Далее говорилось, что якобы такое положение дел «сохраняется около 40 лет». Как отметил в решении Окружного суда США в феврале 1954 г. судья Гарольд Медина, несмотря на «серию расследований конгресса, две мировые войны и то, что это происходит под самым носом у SEC и Комиссии по торговле между штатами (ICC), нет прямых доказательств или свидетельств формирования и существования сговора». А затем, как будто столь откровенно скептичного тона 417-страничного заключения было недостаточно, чтобы прояснить позицию судьи, он заявил: «Обвинения правительства основаны исключительно на косвенных уликах».

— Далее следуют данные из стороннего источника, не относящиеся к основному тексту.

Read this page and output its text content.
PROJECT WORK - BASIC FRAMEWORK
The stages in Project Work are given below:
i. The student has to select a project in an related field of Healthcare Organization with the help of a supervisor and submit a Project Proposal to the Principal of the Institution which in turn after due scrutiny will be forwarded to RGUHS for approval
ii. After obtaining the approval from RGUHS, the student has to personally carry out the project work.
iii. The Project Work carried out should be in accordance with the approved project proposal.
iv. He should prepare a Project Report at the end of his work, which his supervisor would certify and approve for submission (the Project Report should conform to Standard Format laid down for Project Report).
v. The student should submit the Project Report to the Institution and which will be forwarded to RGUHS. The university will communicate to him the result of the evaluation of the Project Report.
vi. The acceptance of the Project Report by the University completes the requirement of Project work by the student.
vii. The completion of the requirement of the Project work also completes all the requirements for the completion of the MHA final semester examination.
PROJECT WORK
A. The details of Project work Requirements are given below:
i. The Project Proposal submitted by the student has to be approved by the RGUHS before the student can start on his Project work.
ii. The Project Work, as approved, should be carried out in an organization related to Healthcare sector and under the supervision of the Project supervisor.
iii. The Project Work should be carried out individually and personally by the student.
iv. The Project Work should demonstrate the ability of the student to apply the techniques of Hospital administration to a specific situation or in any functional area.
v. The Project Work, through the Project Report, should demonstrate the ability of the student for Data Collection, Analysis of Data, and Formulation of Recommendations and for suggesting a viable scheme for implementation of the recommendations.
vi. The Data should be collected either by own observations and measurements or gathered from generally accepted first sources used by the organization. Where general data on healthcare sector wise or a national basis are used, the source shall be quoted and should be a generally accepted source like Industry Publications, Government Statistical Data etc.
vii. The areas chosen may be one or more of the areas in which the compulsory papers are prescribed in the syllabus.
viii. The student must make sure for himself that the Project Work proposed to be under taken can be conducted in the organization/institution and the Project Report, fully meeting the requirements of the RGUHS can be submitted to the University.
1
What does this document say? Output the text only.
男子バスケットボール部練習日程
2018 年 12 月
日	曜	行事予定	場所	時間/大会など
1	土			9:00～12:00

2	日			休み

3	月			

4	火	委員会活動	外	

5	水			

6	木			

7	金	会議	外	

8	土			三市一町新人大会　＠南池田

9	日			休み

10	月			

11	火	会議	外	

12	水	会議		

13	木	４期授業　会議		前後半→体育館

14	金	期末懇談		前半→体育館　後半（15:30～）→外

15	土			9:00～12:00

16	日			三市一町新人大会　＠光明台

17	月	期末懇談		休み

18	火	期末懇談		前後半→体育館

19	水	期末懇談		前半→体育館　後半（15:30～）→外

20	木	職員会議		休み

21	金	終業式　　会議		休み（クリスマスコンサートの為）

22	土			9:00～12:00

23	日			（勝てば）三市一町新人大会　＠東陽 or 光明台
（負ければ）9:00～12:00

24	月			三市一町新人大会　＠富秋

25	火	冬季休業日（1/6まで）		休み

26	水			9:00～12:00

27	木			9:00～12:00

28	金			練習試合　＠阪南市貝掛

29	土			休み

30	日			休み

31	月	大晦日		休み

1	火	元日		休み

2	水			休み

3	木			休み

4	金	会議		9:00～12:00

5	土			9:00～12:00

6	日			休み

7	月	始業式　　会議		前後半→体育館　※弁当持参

* * *Надо сказать, что еще 22 сентября 1953 г. судья Медина отверг все обвинения «по существу дела без права предъявления иска по тому же основанию», чем пресек любые попытки правительства продолжить судебное разбирательство против 17 инвестиционных компаний. Медина прекратил рассмотрение дела, выслушав лишь выступление обвинителей со стороны правительства, а также прошение об упрощенной процедуре судопроизводства со стороны ответчика. Несколькими неделями позже, 14 октября, был опубликован полный текст его доклада. И это одно из важнейших решений в истории инвестиционного банковского дела в США первой половины XX в., в котором, как в янтаре, она сохранена для потомков. «Лучший обзор нашей отрасли из всех, что мне известны, – это решение судьи Медины, – говорил позже Уолтер Сакс. – Это выдающийся документ. Его следует изучить любому, кто захочет написать об истории инвестиционной банковской сферы»[200].